1

I am new to machine learning.

I have a basic question about feature selection. I have a dataset with 100 features which I used to regress an output Variable. When I do regression with all the features, I get a particular regression error, r1. When I do feature selection (using step forward feature selection) and select X (which is less than 100) features, I get a better regression r2 (r2 << r1).

I am trying to answer the question how the machine learning algorithm is doing worse with more features. Isn't the performance of the algorithm supposed to increase (or at least remain the same) when we add new features? Does it mean that the algorithm is not a good choice for the problem or does it mean that I don't have enough data for the algorithm to learn?

Can you please help me?

Richard Hardy
  • 54,375
  • 10
  • 95
  • 219

1 Answers1

0

The general rule is, the more features you have, the more likely it is that your model overfits. The more data (samples) you have, the less likely is it, that your model overfits.

Of course it also depends on the "quality" of your features / data. E.g. if you just have more samples, but your samples don't represent the distribution well of the data you apply to your model later, the additional samples might not add accuracy to your model.

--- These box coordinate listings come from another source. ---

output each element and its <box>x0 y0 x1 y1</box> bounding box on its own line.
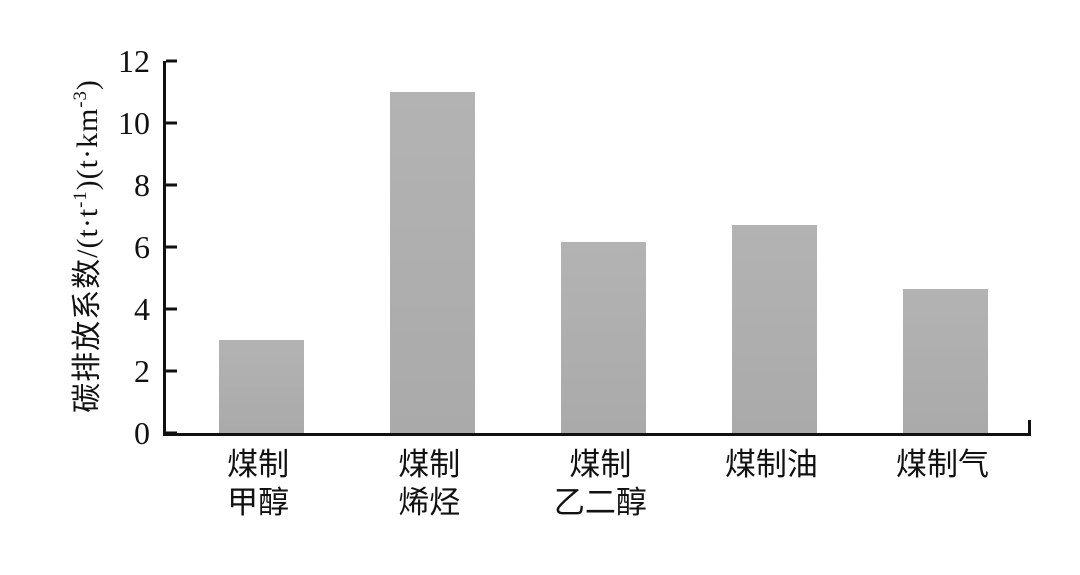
x-category-label: 煤制油 <box>725 446 818 484</box>
x-category-label-line: 煤制油 <box>724 447 818 482</box>
y-tick-mark <box>166 245 177 249</box>
y-axis-title-sup-1: -1 <box>70 190 91 208</box>
y-tick-label: 10 <box>118 105 150 141</box>
x-category-label-line: 煤制 <box>398 447 461 482</box>
y-tick-mark <box>166 307 177 311</box>
x-category-label-line: 煤制 <box>227 447 290 482</box>
y-axis-title-text: )(t·km <box>71 107 104 191</box>
bar-煤制烯烃 <box>389 92 475 433</box>
y-axis-title-text: 碳排放系数/(t·t <box>71 207 104 413</box>
y-tick-label: 12 <box>118 43 150 79</box>
plot-area: 0 2 4 6 8 10 12 <box>118 45 1031 449</box>
x-category-label-line: 烯烃 <box>398 485 461 520</box>
x-category-label-line: 煤制 <box>569 447 632 482</box>
bar-煤制乙二醇 <box>560 242 646 433</box>
x-axis-labels: 煤制 甲醇 煤制 烯烃 煤制 乙二醇 煤制油 煤制气 <box>163 446 1028 546</box>
x-category-label: 煤制 乙二醇 <box>554 446 647 522</box>
x-category-label-line: 甲醇 <box>227 485 290 520</box>
x-category-label-line: 煤制气 <box>896 447 990 482</box>
y-tick-mark <box>166 59 177 63</box>
y-tick-label: 8 <box>134 167 150 203</box>
bar-煤制气 <box>903 288 988 433</box>
y-tick-mark <box>166 183 177 187</box>
y-tick-label: 4 <box>134 291 150 327</box>
bar-煤制甲醇 <box>218 340 304 433</box>
y-tick-label: 2 <box>134 353 150 389</box>
y-tick-label: 6 <box>134 229 150 265</box>
x-category-label-line: 乙二醇 <box>553 485 647 520</box>
y-tick-label: 0 <box>134 415 150 451</box>
x-category-label: 煤制气 <box>896 446 989 484</box>
y-tick-mark <box>166 121 177 125</box>
y-tick-mark <box>166 431 177 435</box>
y-axis-title: 碳排放系数/(t·t-1)(t·km-3) <box>62 79 106 413</box>
x-axis-end-tick <box>1028 420 1031 433</box>
y-axis-title-text: ) <box>71 79 104 91</box>
bar-煤制油 <box>732 225 817 433</box>
y-tick-mark <box>166 369 177 373</box>
x-category-label: 煤制 烯烃 <box>398 446 460 522</box>
y-axis-title-sup-2: -3 <box>70 90 91 108</box>
x-category-label: 煤制 甲醇 <box>227 446 289 522</box>
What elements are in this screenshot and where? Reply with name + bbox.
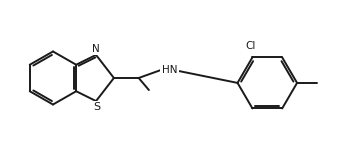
Text: HN: HN xyxy=(161,65,177,75)
Text: S: S xyxy=(94,102,101,112)
Text: N: N xyxy=(92,44,100,54)
Text: Cl: Cl xyxy=(245,42,256,51)
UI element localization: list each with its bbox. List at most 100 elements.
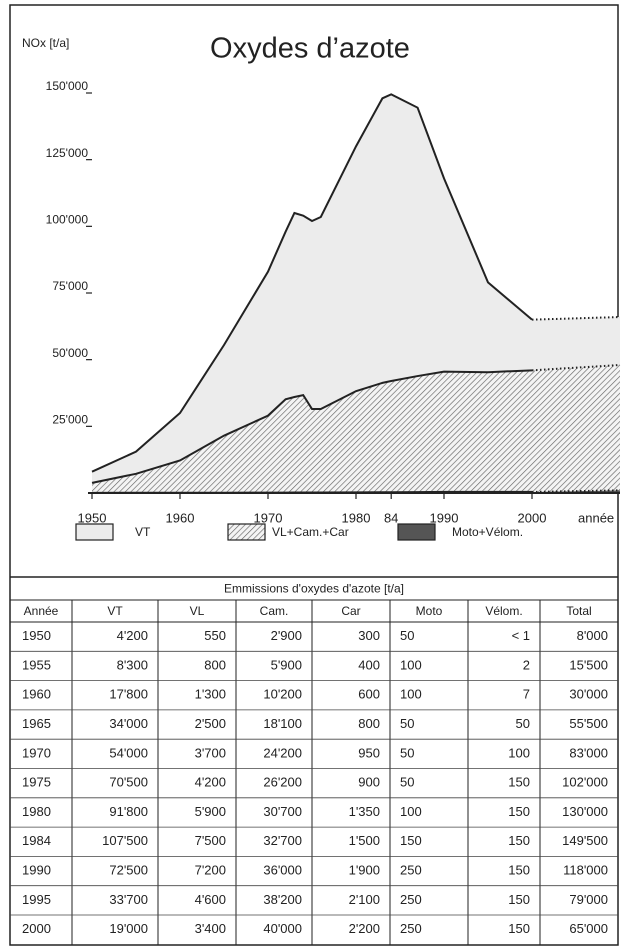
- outline: [91, 369, 533, 484]
- table-cell: 600: [358, 687, 380, 702]
- table-cell: 1970: [22, 745, 51, 760]
- table-cell: 1'500: [349, 833, 380, 848]
- column-header: VT: [107, 604, 123, 618]
- table-cell: 150: [508, 804, 530, 819]
- table-cell: 1984: [22, 833, 51, 848]
- table-cell: < 1: [512, 628, 530, 643]
- table: Emmissions d'oxydes d'azote [t/a] Année VT…: [10, 576, 618, 945]
- table-cell: 130'000: [562, 804, 608, 819]
- table-cell: 72'500: [109, 862, 148, 877]
- y-tick-label: 150'000: [46, 79, 89, 93]
- projection-outline: [531, 489, 621, 493]
- table-cell: 102'000: [562, 775, 608, 790]
- y-tick-label: 125'000: [46, 146, 89, 160]
- table-cell: 30'700: [263, 804, 302, 819]
- table-cell: 150: [508, 833, 530, 848]
- table-cell: 40'000: [263, 921, 302, 936]
- table-cell: 10'200: [263, 687, 302, 702]
- table-cell: 4'200: [117, 628, 148, 643]
- legend-label: Moto+Vélom.: [452, 525, 523, 539]
- table-cell: 150: [508, 775, 530, 790]
- column-header: Vélom.: [485, 604, 522, 618]
- table-cell: 100: [400, 804, 422, 819]
- x-tick-label: 1950: [78, 510, 107, 525]
- table-cell: 55'500: [569, 716, 608, 731]
- table-cell: 50: [400, 775, 414, 790]
- x-tick-label: 84: [384, 510, 398, 525]
- table-cell: 150: [508, 921, 530, 936]
- x-tick-label: 1960: [166, 510, 195, 525]
- y-axis-label: NOx [t/a]: [22, 36, 69, 50]
- table-cell: 24'200: [263, 745, 302, 760]
- projection-outline: [531, 316, 621, 321]
- table-cell: 1955: [22, 657, 51, 672]
- table-cell: 250: [400, 921, 422, 936]
- table-cell: 38'200: [263, 892, 302, 907]
- table-cell: 4'200: [195, 775, 226, 790]
- table-cell: 8'000: [577, 628, 608, 643]
- table-cell: 19'000: [109, 921, 148, 936]
- table-cell: 50: [400, 716, 414, 731]
- table-cell: 17'800: [109, 687, 148, 702]
- table-cell: 50: [516, 716, 530, 731]
- table-cell: 65'000: [569, 921, 608, 936]
- table-cell: 2'100: [349, 892, 380, 907]
- table-cell: 8'300: [117, 657, 148, 672]
- table-cell: 4'600: [195, 892, 226, 907]
- table-cell: 250: [400, 892, 422, 907]
- table-cell: 70'500: [109, 775, 148, 790]
- table-cell: 83'000: [569, 745, 608, 760]
- legend-swatch: [75, 523, 114, 541]
- area: [92, 94, 620, 483]
- table-cell: 1990: [22, 862, 51, 877]
- table-cell: 3'700: [195, 745, 226, 760]
- table-cell: 26'200: [263, 775, 302, 790]
- y-tick-label: 75'000: [52, 279, 88, 293]
- table-cell: 7'500: [195, 833, 226, 848]
- table-cell: 1995: [22, 892, 51, 907]
- table-cell: 100: [400, 687, 422, 702]
- table-cell: 2000: [22, 921, 51, 936]
- legend-label: VL+Cam.+Car: [272, 525, 349, 539]
- table-cell: 100: [508, 745, 530, 760]
- table-cell: 150: [400, 833, 422, 848]
- table-cell: 5'900: [271, 657, 302, 672]
- x-tick-label: 1990: [430, 510, 459, 525]
- table-cell: 1'300: [195, 687, 226, 702]
- table-cell: 150: [508, 892, 530, 907]
- table-cell: 79'000: [569, 892, 608, 907]
- area: [92, 365, 620, 493]
- table-cell: 950: [358, 745, 380, 760]
- column-header: VL: [190, 604, 205, 618]
- table-cell: 107'500: [102, 833, 148, 848]
- x-tick-label: 1980: [342, 510, 371, 525]
- projection-outline: [531, 364, 621, 372]
- table-cell: 50: [400, 628, 414, 643]
- column-header: Car: [341, 604, 360, 618]
- table-cell: 2'900: [271, 628, 302, 643]
- outline: [91, 93, 533, 473]
- table-cell: 18'100: [263, 716, 302, 731]
- table-cell: 7: [523, 687, 530, 702]
- y-tick-label: 50'000: [52, 346, 88, 360]
- table-cell: 15'500: [569, 657, 608, 672]
- table-cell: 32'700: [263, 833, 302, 848]
- column-header: Total: [566, 604, 591, 618]
- table-cell: 150: [508, 862, 530, 877]
- table-cell: 1950: [22, 628, 51, 643]
- table-cell: 1965: [22, 716, 51, 731]
- table-cell: 250: [400, 862, 422, 877]
- table-cell: 2: [523, 657, 530, 672]
- table-cell: 100: [400, 657, 422, 672]
- table-cell: 30'000: [569, 687, 608, 702]
- table-cell: 900: [358, 775, 380, 790]
- x-axis-label: année: [578, 510, 614, 525]
- table-cell: 3'400: [195, 921, 226, 936]
- legend-swatch: [397, 523, 436, 541]
- table-cell: 2'500: [195, 716, 226, 731]
- table-cell: 1'350: [349, 804, 380, 819]
- legend-label: VT: [135, 525, 151, 539]
- table-cell: 550: [204, 628, 226, 643]
- x-tick-label: 1970: [254, 510, 283, 525]
- column-header: Moto: [416, 604, 443, 618]
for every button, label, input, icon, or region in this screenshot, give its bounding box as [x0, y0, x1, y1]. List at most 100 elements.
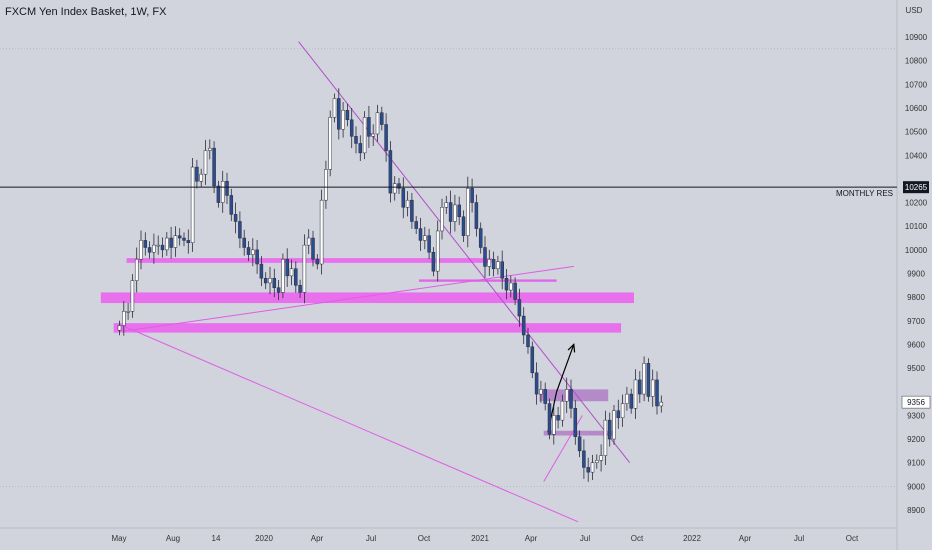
candle-body — [229, 195, 234, 215]
candle-body — [457, 204, 461, 217]
candle-body — [165, 237, 169, 251]
zone-5 — [543, 430, 613, 436]
candle-body — [448, 202, 453, 222]
time-tick: 2020 — [255, 534, 273, 543]
candle-body — [384, 124, 388, 151]
candle-body — [345, 110, 350, 121]
price-tick: 10600 — [905, 104, 928, 113]
candle-body — [298, 285, 302, 293]
time-axis: May Aug 14 2020 Apr Jul Oct 2021 Apr Jul Oct 2022 Ap… — [111, 534, 859, 543]
trendline-0 — [298, 41, 631, 464]
zone-1 — [100, 292, 635, 304]
candle-body — [560, 400, 565, 421]
candle-body — [431, 251, 436, 272]
time-tick: Jul — [794, 534, 804, 543]
candle-body — [534, 372, 539, 395]
candle-body — [483, 247, 487, 267]
candle-body — [650, 379, 655, 397]
candle-body — [362, 117, 367, 154]
candle-body — [380, 112, 384, 125]
price-tick: 10000 — [905, 246, 928, 255]
candle-body — [349, 119, 354, 137]
candle-body — [156, 244, 160, 247]
price-tick: 10500 — [905, 128, 928, 137]
price-tick: 9000 — [907, 482, 925, 491]
candle-body — [169, 237, 173, 248]
candle-body — [117, 325, 122, 331]
price-tick: 9900 — [907, 270, 925, 279]
candle-body — [625, 393, 629, 404]
candle-body — [182, 237, 186, 241]
candle-body — [556, 415, 560, 421]
time-tick: Jul — [580, 534, 590, 543]
time-tick: 2022 — [683, 534, 701, 543]
time-tick: May — [111, 534, 126, 543]
candle-body — [543, 389, 547, 404]
arrow-head — [567, 343, 576, 353]
candle-body — [496, 261, 500, 270]
candle-body — [332, 98, 337, 118]
candle-body — [466, 188, 470, 236]
candle-body — [474, 202, 479, 229]
time-tick: Apr — [311, 534, 324, 543]
candle-body — [139, 240, 143, 260]
candle-body — [633, 379, 638, 409]
candle-body — [397, 183, 401, 189]
candle-body — [337, 98, 341, 130]
candle-body — [285, 259, 289, 277]
candle-body — [302, 244, 307, 293]
time-tick: Apr — [525, 534, 538, 543]
time-tick: 2021 — [471, 534, 489, 543]
candle-body — [500, 261, 504, 279]
candle-body — [371, 133, 375, 137]
candle-body — [638, 379, 642, 395]
time-tick: 14 — [212, 534, 221, 543]
candle-body — [341, 110, 345, 130]
candle-body — [255, 249, 259, 265]
time-tick: Oct — [846, 534, 859, 543]
candle-body — [517, 299, 522, 317]
candle-body — [603, 419, 608, 456]
candle-body — [590, 462, 595, 473]
candle-body — [504, 277, 509, 291]
price-tick: 9200 — [907, 435, 925, 444]
candle-body — [607, 419, 612, 440]
candle-body — [319, 199, 324, 265]
candle-body — [315, 259, 320, 265]
candle-body — [177, 235, 182, 239]
candle-body — [160, 244, 165, 251]
candle-body — [276, 287, 281, 293]
price-tick: 8900 — [907, 506, 925, 515]
candle-body — [577, 436, 582, 452]
candle-body — [599, 455, 603, 461]
currency-label: USD — [906, 6, 923, 15]
price-tick: 10200 — [905, 199, 928, 208]
candle-body — [251, 249, 255, 255]
zone-2 — [113, 323, 622, 333]
candle-body — [620, 403, 625, 419]
candle-body — [173, 235, 178, 248]
candle-body — [509, 282, 513, 291]
candle-body — [530, 346, 535, 374]
candle-body — [414, 221, 418, 229]
time-tick: Oct — [418, 534, 431, 543]
candle-body — [595, 460, 599, 463]
candle-body — [281, 259, 285, 293]
candle-body — [478, 228, 483, 248]
candle-body — [152, 244, 156, 253]
candle-body — [392, 183, 397, 194]
zone-0 — [126, 258, 493, 263]
price-tick: 9300 — [907, 411, 925, 420]
candle-body — [238, 221, 242, 239]
candle-body — [324, 169, 328, 201]
candle-body — [440, 207, 444, 232]
candle-body — [212, 147, 216, 187]
candle-body — [388, 150, 393, 194]
candle-body — [358, 143, 363, 154]
candle-body — [564, 389, 569, 402]
candle-body — [311, 237, 315, 260]
candle-body — [203, 150, 208, 175]
candle-body — [629, 393, 633, 409]
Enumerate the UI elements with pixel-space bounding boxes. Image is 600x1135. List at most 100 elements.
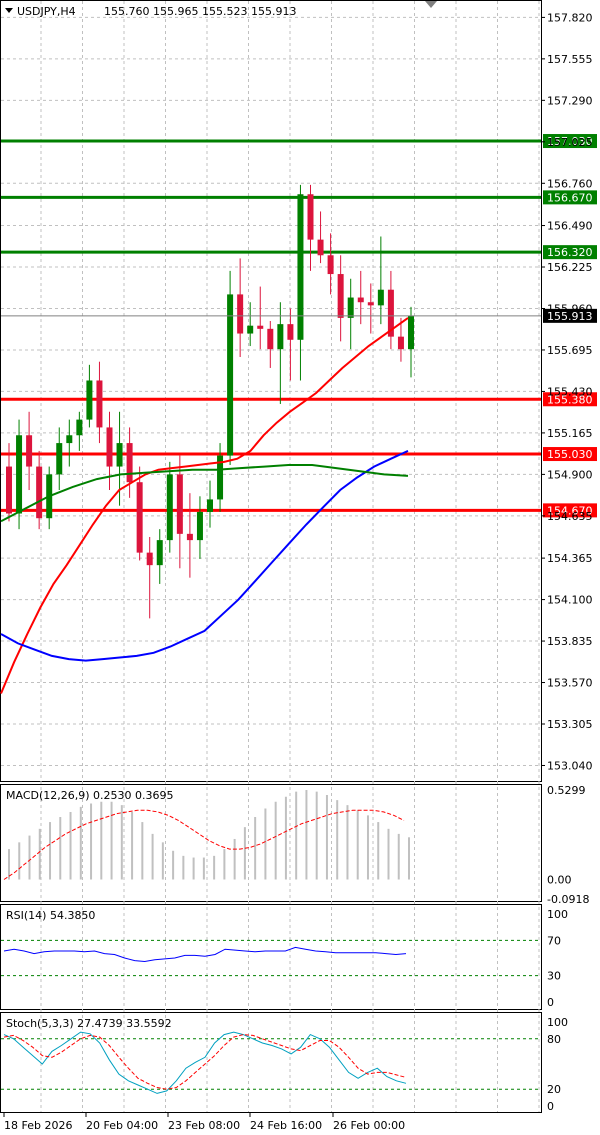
moving-averages (0, 317, 409, 694)
candlestick-series (6, 184, 414, 619)
rsi-panel: 100 70 30 0 (1, 908, 568, 1009)
ma-long-line (0, 464, 409, 523)
candle-body (347, 297, 354, 318)
candle-body (277, 324, 284, 350)
price-tick-label: 154.365 (547, 552, 593, 565)
level-tag-label: 157.030 (547, 135, 593, 148)
candle-body (357, 297, 364, 303)
macd-signal-line (3, 809, 405, 880)
candle-body (317, 239, 324, 256)
price-levels: 157.030 156.670 156.320 155.380 155.030 154.6… (1, 134, 597, 518)
candle-body (227, 294, 234, 456)
price-tick-label: 153.305 (547, 718, 593, 731)
price-tick-label: 156.490 (547, 220, 593, 233)
grid-lines (1, 1, 541, 1112)
shift-marker-icon[interactable] (425, 1, 437, 8)
price-tick-label: 157.555 (547, 53, 593, 66)
candle-body (307, 194, 314, 240)
candle-body (156, 540, 163, 566)
macd-title: MACD(12,26,9) 0.2530 0.3695 (6, 789, 174, 802)
stoch-tick-label: 100 (547, 1016, 568, 1029)
level-tag-support (543, 392, 597, 407)
stoch-signal-line (3, 1034, 407, 1090)
candle-body (136, 482, 143, 553)
candle-body (36, 466, 43, 519)
candle-body (207, 499, 213, 512)
candle-body (337, 274, 344, 318)
price-tick-label: 156.760 (547, 177, 593, 190)
candle-body (16, 435, 23, 514)
rsi-tick-label: 30 (547, 970, 561, 983)
price-tick-label: 154.900 (547, 468, 593, 481)
level-tag-label: 155.380 (547, 393, 593, 406)
chart-ohlc: 155.760 155.965 155.523 155.913 (104, 5, 296, 18)
candle-body (196, 511, 203, 541)
stochastic-panel: 100 80 20 0 (1, 1016, 568, 1113)
candle-body (86, 380, 93, 420)
ma-slow-line (0, 449, 409, 662)
time-axis: 18 Feb 2026 20 Feb 04:00 23 Feb 08:00 24 Fe… (3, 1112, 405, 1132)
time-tick-label: 23 Feb 08:00 (168, 1119, 240, 1132)
candle-body (297, 194, 304, 340)
level-tag-resistance (543, 134, 597, 149)
candle-body (6, 466, 12, 514)
candle-body (186, 533, 193, 541)
stoch-title: Stoch(5,3,3) 27.4739 33.5592 (6, 1017, 172, 1030)
price-tick-label: 157.025 (547, 136, 593, 149)
price-axis: 157.820 157.555 157.290 157.025 156.760 156.4… (1, 11, 597, 772)
price-tick-label: 155.695 (547, 344, 593, 357)
candle-body (126, 443, 133, 483)
candle-body (377, 289, 384, 306)
rsi-title: RSI(14) 54.3850 (6, 909, 95, 922)
candle-body (26, 435, 33, 467)
current-price-tag (543, 308, 597, 323)
level-tag-resistance (543, 190, 597, 205)
level-tag-label: 155.030 (547, 448, 593, 461)
candle-body (66, 435, 73, 444)
price-tick-label: 157.290 (547, 94, 593, 107)
candle-body (237, 294, 244, 334)
chart-symbol: USDJPY,H4 (17, 5, 76, 18)
price-tick-label: 154.635 (547, 510, 593, 523)
rsi-tick-label: 70 (547, 934, 561, 947)
price-tick-label: 156.225 (547, 261, 593, 274)
level-tag-resistance (543, 245, 597, 260)
candle-body (367, 302, 374, 306)
candle-body (166, 474, 173, 541)
candle-body (146, 552, 153, 566)
time-tick-label: 24 Feb 16:00 (250, 1119, 322, 1132)
macd-tick-label: -0.0918 (547, 893, 589, 906)
macd-tick-label: 0.5299 (547, 784, 586, 797)
price-tick-label: 153.040 (547, 759, 593, 772)
macd-panel: 0.5299 0.00 -0.0918 (3, 784, 589, 906)
price-tick-label: 153.570 (547, 677, 593, 690)
level-tag-label: 156.320 (547, 246, 593, 259)
ma-fast-line (0, 317, 409, 694)
macd-tick-label: 0.00 (547, 873, 572, 886)
panel-frames (0, 0, 542, 1113)
candle-body (96, 380, 103, 428)
time-tick-label: 18 Feb 2026 (4, 1119, 72, 1132)
current-price-label: 155.913 (547, 310, 593, 323)
candle-body (247, 325, 254, 334)
candle-body (327, 255, 334, 275)
candle-body (217, 455, 224, 500)
rsi-tick-label: 100 (547, 908, 568, 921)
candle-body (267, 328, 274, 350)
collapse-arrow-icon[interactable] (5, 8, 13, 13)
candle-body (397, 336, 404, 350)
candle-body (408, 315, 414, 350)
level-tag-label: 154.670 (547, 504, 593, 517)
price-tick-label: 154.100 (547, 594, 593, 607)
candle-body (257, 325, 264, 329)
level-tag-support (543, 503, 597, 518)
stoch-main-line (3, 1031, 407, 1094)
stoch-tick-label: 80 (547, 1033, 561, 1046)
stoch-tick-label: 0 (547, 1100, 554, 1113)
rsi-values-line (3, 946, 407, 963)
stoch-tick-label: 20 (547, 1083, 561, 1096)
candle-body (287, 324, 294, 340)
level-tag-support (543, 447, 597, 462)
candle-body (176, 474, 183, 534)
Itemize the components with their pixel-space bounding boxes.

And of course the propencity of the model for overfitting also plays a role.

To know if your model overfits, you should look at the score (like mae or mse) your model reaches on the training and the validation/test data. E.g. if it's nearly 100% acurate on the training data and moderately accurate on the validation data, you can assume that it overfits and that removing features could even improve the situation (but probably you should try regularization measures first).

jottbe
  • 150
  • 1
  • 9